Titre : Light-driven P450 biocatalysts featuring Ru(II)-polypyridyl complexes
Endroit: Pavillon Roger-Gaudry, Salle G-715
Hôte : Prof. Joelle Pelletier
Résumé : The Cytochromes P450 are heme-thiolate enzymes that carry out
selective oxyfunctionalization of a wide range of substrates C-H bonds
using molecular dioxygen and two reducing equivalents. Recent efforts
have focused on the use of light-harvesting units to trigger P450 activity
upon visible light excitation. Our laboratory has taken advantage of
Ru(II)-diimine complexes and their unique excited properties to harness
the P450 synthetic potential. The covalent attachment of these
photosensitizers to non-native single cysteine residues has enabled
rapid electron injections into the heme domain of several bacterial P450
enzymes leading to high photocatalytic activity and coupling efficiency.

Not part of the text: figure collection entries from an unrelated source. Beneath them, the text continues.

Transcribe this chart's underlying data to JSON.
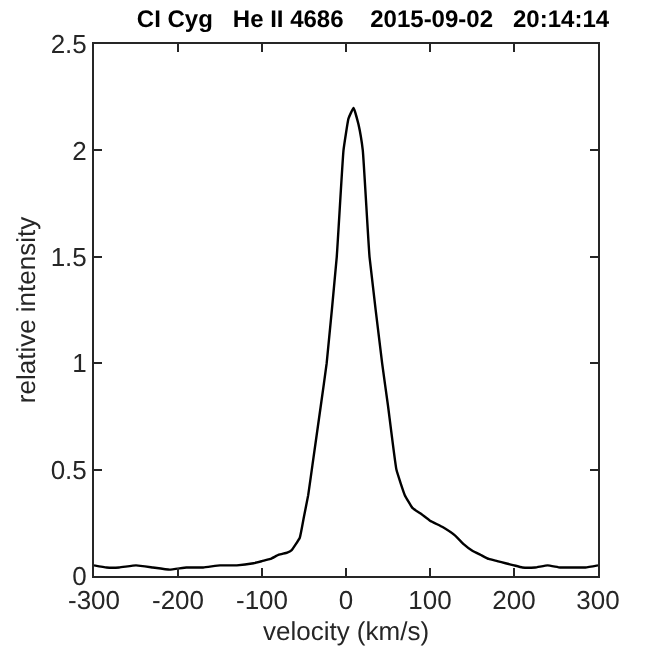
{
  "chart_data": {
    "type": "line",
    "title": "CI Cyg   He II 4686    2015-09-02   20:14:14",
    "xlabel": "velocity (km/s)",
    "ylabel": "relative intensity",
    "x": [
      -300,
      -285,
      -270,
      -250,
      -230,
      -210,
      -190,
      -170,
      -150,
      -130,
      -110,
      -100,
      -90,
      -80,
      -70,
      -65,
      -55,
      -50,
      -45,
      -40,
      -30,
      -23,
      -11,
      -3,
      3,
      9,
      15,
      20,
      28,
      43,
      50,
      60,
      70,
      79,
      90,
      100,
      115,
      130,
      140,
      150,
      160,
      170,
      180,
      190,
      200,
      210,
      225,
      240,
      255,
      270,
      285,
      300
    ],
    "series": [
      {
        "color": "#000000",
        "values": [
          0.05,
          0.04,
          0.04,
          0.05,
          0.04,
          0.03,
          0.04,
          0.04,
          0.05,
          0.05,
          0.06,
          0.07,
          0.08,
          0.1,
          0.11,
          0.12,
          0.18,
          0.28,
          0.38,
          0.52,
          0.8,
          1.0,
          1.5,
          2.0,
          2.15,
          2.2,
          2.12,
          2.0,
          1.5,
          1.0,
          0.8,
          0.5,
          0.38,
          0.32,
          0.29,
          0.26,
          0.23,
          0.19,
          0.15,
          0.12,
          0.1,
          0.08,
          0.07,
          0.06,
          0.05,
          0.04,
          0.04,
          0.05,
          0.04,
          0.04,
          0.04,
          0.05
        ]
      }
    ],
    "xlim": [
      -300,
      300
    ],
    "ylim": [
      0,
      2.5
    ],
    "xticks": [
      -300,
      -200,
      -100,
      0,
      100,
      200,
      300
    ],
    "yticks": [
      0,
      0.5,
      1,
      1.5,
      2,
      2.5
    ],
    "marker": "none",
    "line_style": "solid"
  }
}
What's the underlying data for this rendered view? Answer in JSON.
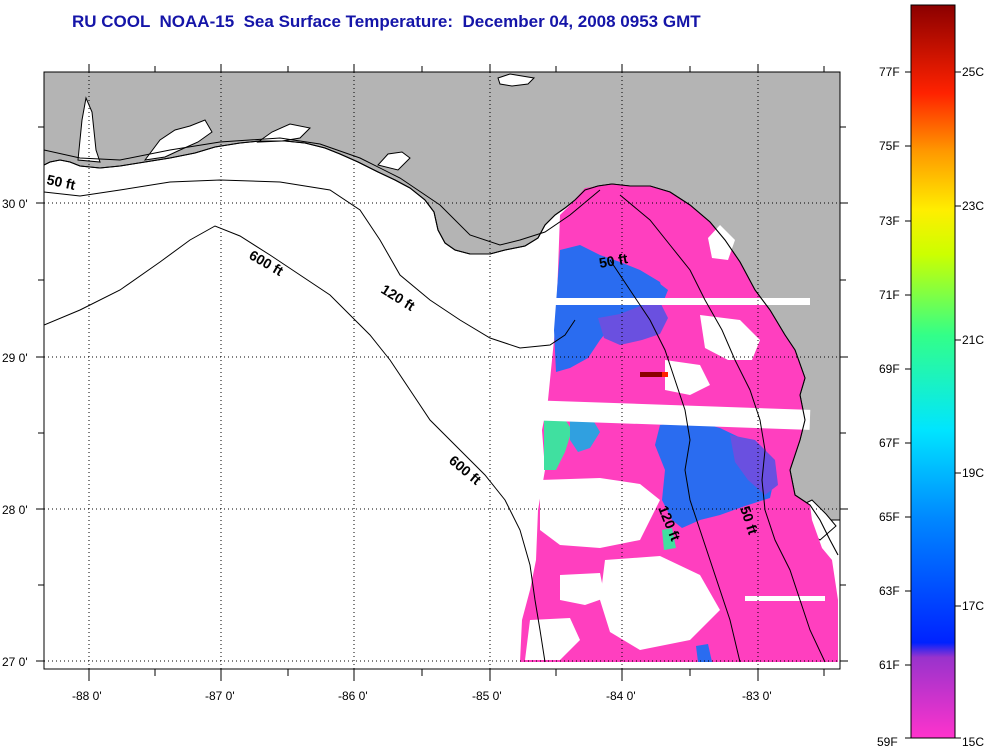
{
  "title": "RU COOL  NOAA-15  Sea Surface Temperature:  December 04, 2008 0953 GMT",
  "longitude_labels": [
    "-88 0'",
    "-87 0'",
    "-86 0'",
    "-85 0'",
    "-84 0'",
    "-83 0'"
  ],
  "latitude_labels": [
    "30 0'",
    "29 0'",
    "28 0'",
    "27 0'"
  ],
  "contour_labels": {
    "c50_west": "50 ft",
    "c600_north": "600 ft",
    "c120_north": "120 ft",
    "c50_north": "50 ft",
    "c600_south": "600 ft",
    "c120_south": "120 ft",
    "c50_south": "50 ft"
  },
  "colorbar": {
    "fahrenheit_labels": [
      "77F",
      "75F",
      "73F",
      "71F",
      "69F",
      "67F",
      "65F",
      "63F",
      "61F",
      "59F"
    ],
    "celsius_labels": [
      "25C",
      "23C",
      "21C",
      "19C",
      "17C",
      "15C"
    ],
    "colors": [
      "#ff33cc",
      "#6633cc",
      "#0022ff",
      "#0088ff",
      "#00e5ff",
      "#33ff88",
      "#ccff00",
      "#ffee00",
      "#ff9900",
      "#ff2200",
      "#8b0000"
    ]
  },
  "colors": {
    "land": "#b4b4b4",
    "ocean": "#ffffff",
    "title": "#1515a8",
    "sst_magenta": "#ff3fbf",
    "sst_blue": "#2a6cf0",
    "sst_purple": "#6a50e0"
  }
}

The crystal structure of the most efficient hybrid enzyme reveals that the
photosensitizer is ideally positioned to deliver electrons to the heme
active site utilizing the natural electron transfer pathway. A combination
of rational and directed evolution approaches are currently employed to
optimize the biocatalyst photocatalytic activity and expand the scope of
the light-driven P450 activity. In addition, we recently sought to capitalize
on the photoredox properties of these inorganic complexes combined
with the P450 biocatalysis to develop novel chemoenzymatic
approaches including selective light-driven trifluoromethylation/
oxyfunctionalization of several substituted arenes.